Three important news items out of Connecticut today:
First, via Access Health CT:
HARTFORD, Conn. (December 16, 2025) — Access Health CT (AHCT), Connecticut’s official health insurance marketplace, experienced intermittent website outages on Monday, December 15, 2025 that impacted customers who wanted to enroll by that date to have coverage starting January 1, 2026. The website has been fully restored and is now available for eligible Connecticut residents to enroll in coverage.
“We understand how important access to health coverage is for our customers and yesterday’s website outage added stress and frustration for many customers,” said James Michel, Chief Executive Officer of Access Health CT. “We take responsibility for that disruption and apologize for the inconvenience it caused. We want to assure anyone affected that we are committed to making this right. Customers can still enroll for coverage starting January 1, 2026 by calling our call center by December 20, 2025 where our trained staff will provide personalized assistance to ensure no one is left without coverage.”
Approximately 2,400 customers who called the call center but were unable to enroll will receive a call back from the call center and the opportunity to enroll in coverage with a January 1, 2026 effective date.
Customers who tried but were unable to successfully enroll online can call the call center by December 20, 2025 to enroll in coverage with a January 1, 2026 effective date.
To get help over the phone, customers can contact the call center at 1-855-805-4325, Monday through Friday from 8:00 a.m. to 7:00 p.m. and Saturday from 9:00 a.m. to 3:00 p.m. Customers who are deaf or hearing impaired may use TTY at 1-855-789-2428 or call with a relay operator. Help is available in more than 100 languages.

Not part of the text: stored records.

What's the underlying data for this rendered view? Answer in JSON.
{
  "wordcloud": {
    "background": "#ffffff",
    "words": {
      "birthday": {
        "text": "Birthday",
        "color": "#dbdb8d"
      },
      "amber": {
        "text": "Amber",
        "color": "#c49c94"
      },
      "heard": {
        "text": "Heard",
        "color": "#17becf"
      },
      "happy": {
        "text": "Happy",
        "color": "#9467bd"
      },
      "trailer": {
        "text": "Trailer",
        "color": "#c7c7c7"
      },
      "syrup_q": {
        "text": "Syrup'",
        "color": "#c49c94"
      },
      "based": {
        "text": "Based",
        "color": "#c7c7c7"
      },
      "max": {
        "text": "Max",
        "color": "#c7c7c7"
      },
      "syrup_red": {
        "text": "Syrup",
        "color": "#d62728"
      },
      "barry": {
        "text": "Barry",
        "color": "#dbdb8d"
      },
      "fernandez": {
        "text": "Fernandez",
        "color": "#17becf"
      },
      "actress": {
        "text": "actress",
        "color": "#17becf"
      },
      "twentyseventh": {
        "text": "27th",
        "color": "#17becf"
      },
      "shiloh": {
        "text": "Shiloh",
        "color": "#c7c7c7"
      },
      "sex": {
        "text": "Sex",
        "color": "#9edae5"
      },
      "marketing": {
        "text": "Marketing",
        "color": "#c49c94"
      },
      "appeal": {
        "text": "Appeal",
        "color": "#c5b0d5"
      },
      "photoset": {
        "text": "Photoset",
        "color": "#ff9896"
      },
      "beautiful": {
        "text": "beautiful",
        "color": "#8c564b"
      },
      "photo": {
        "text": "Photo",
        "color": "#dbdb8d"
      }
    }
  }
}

Brokers can also help customers secure coverage with a January 1, 2026 effective date. Customers working with brokers should contact their broker and enroll by December 20, 2025 for coverage starting January 1, 2026.
Second, via Access Health CT's Open Enrollment dashboard, it looks like they had 141,083 total QHP selections as of the 12/15 deadline. This is around 93% of their total 2025 OEP enrollment of 151,151. However, I don't know if the 141K figure is from before or after the actual midnight cut-off for January plan selections (and of course the server outage & 5-day extension announced above makes this a bit fuzzier as well).
Finally, as I noted yesterday, Connecticut Gov. Ned Lamont has announced that Connecticut will be joining several other states in providing emergency state-based supplemental subsidies to backfill a portion of the lost federal tax credits:
Connecticut will spend $70 million to partly offset the looming loss of $295 million in enhanced federal tax credits that subsidize health insurance premiums for tens of thousands of residents under the Affordable Care Act, Gov. Ned Lamont said Thursday.
Using emergency authority granted him by the General Assembly in special session last month, the governor announced the commitment minutes after the U.S. Senate failed to advance either a Democratic proposal to extend the credits or a Republican alternative.
“This is a one-year fix,” Lamont told reporters in a hastily called press conference outside his office at the state Capitol. “We’ll be able to mitigate the pain coming out of the confusion in Washington.”
The state money is expected to keep premiums stable for singles earning up to $56,000 annually and for families of four earning up to $128,000, Lamont said.
...“We’re also working with OPM and Access Health to see if we can find a partial subsidy for folks earning a little bit more than that, say $75,000 for a single and $160,000 for a family of four,” Lamont said.
The rest of the article makes it clear that the exact details of the state subsidies including how they'd be allocated, whether they'd be made retroactively and so on are still being worked out, but the bottom line is that this will be a godsend to thousands of Connecticut enrollees.
$70 million would be around 24% of the lost federal tax credits, so it's not a panacea, but it's still a hell of a lot better than nothing, especially considering that Connecticut's average premiums will be the 5th highest nationally in 2026.
Based on the current 141,000 enrollee figure, that would work out to around $500 apiece, although as Lamont said, not everyone would be eligible and there will likely be a "tiered" formula from lower to higher income levels.